El mundo es un gran escaparate. En él se exhiben hechos, tendencias, ilusiones, pronósticos, imitación de dioses, ausencias imborrables, héroes que nunca fuimos, especies de nostalgia, corazones ajenos, etcéteras repletos. A esas minucias las contemplamos casi hipnotizados, sin reconocerlas como propias, pero sabiendo que son nuestras.

En el escaparate están los otros, protagonistas de la realidad, osados o solemnes. A primera vista tienen aspecto de maniquíes, pero mueven las manos y a veces pestañean, o sea que están vivos. Los otros, también llamados prójimos, son jueces insobornables de nuestras actitudes. Por si acaso las guardan en su archivo memorioso, y tras examinarlas con detenimiento las confinan en la basura o en el cielo. Al atardecer se cierra la cortina y quedamos solísimos, pensando en lo que fuimos pero sobre todo en lo que no fuimos. El sueño nos abraza para tranquilizarnos pero los escaparates nos esperan también allí. Aunque son otros, claro.
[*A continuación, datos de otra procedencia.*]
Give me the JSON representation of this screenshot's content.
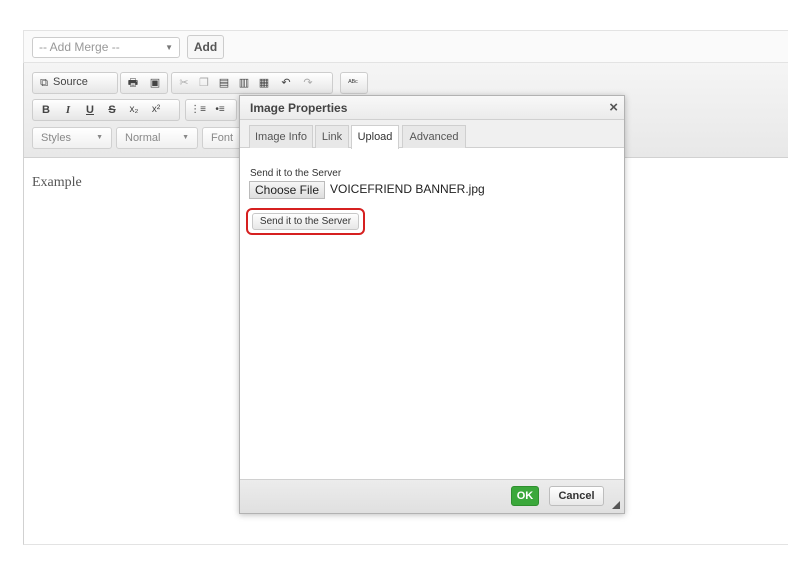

Éstos exhiben los juguetes que no tuvimos, las lindas condiscípulas que no nos dedicaron ni una sola mirada, los botes en que no remamos, la canción pegajosa que al final consiguió despertarnos.

Y allí nos esperaba un. nuevo escaparate, pero esta vez con muñecos rotos y sangre en las heridas.

23. Transparencias

Todo lo que es opaco fue antes transparente: el odio, la lascivia, la pasión, el fanatismo, la gula. Cada opacidad carga con su fantasma, vale decir con su transparencia. Los pensamientos pueden ser opacos, pero los sentimientos casi siempre son diáfanos.

La transparencia no siempre es una ventaja. Hay hechos que al volverse transparentes descubren su intención primaria y ésta puede ser salvaje, despiadada. Hay rostros tan transparentes que ni el espejo puede opacarlos. Y hay miradas traslúcidas que revelan un desvarío interior, ese que vino con los genes y no tiene remedio. También las religiones, cuando son transparentes, revelan que sus dioses son opacos.

La lluvia es transparente; la nieve, en cambio, es opaca. Entre otras lluvias, el llanto es transparente, pero ahí están los párpados para hacerlo opaco.

Hay poetas que vieron pasar «al animal del llanto», pero no se sabe si después resbalaron en sus lágrimas.

Aunque nadie lo dice, entre lo opaco y lo transparente, suele aparecer una valla sutil, llamada ser humano.

24. Apagón

Hace tres o cuatro noches, en plena tormenta cayó un rayo, una furibunda centella que dejó a toda la ciudad a oscuras. Nadie recuerda un apagón tan absoluto. Ni siquiera veíamos nuestras manos, ni mucho menos las manos de los otros. Quedamos inmóviles y desorientados, ignorando si aquello era un cataclismo o simplemente un bostezo de Dios.

Al menos, en la oscuridad se aprende algo. Particularmente se valora la importancia de la luz, la bienaventuranza del sol, la bendición de la electricidad. La televisión, la computadora, el refrigerador, se llaman a silencio, y todos regresamos a un pasado remoto, no importa si con los ojos abiertos o cerrados.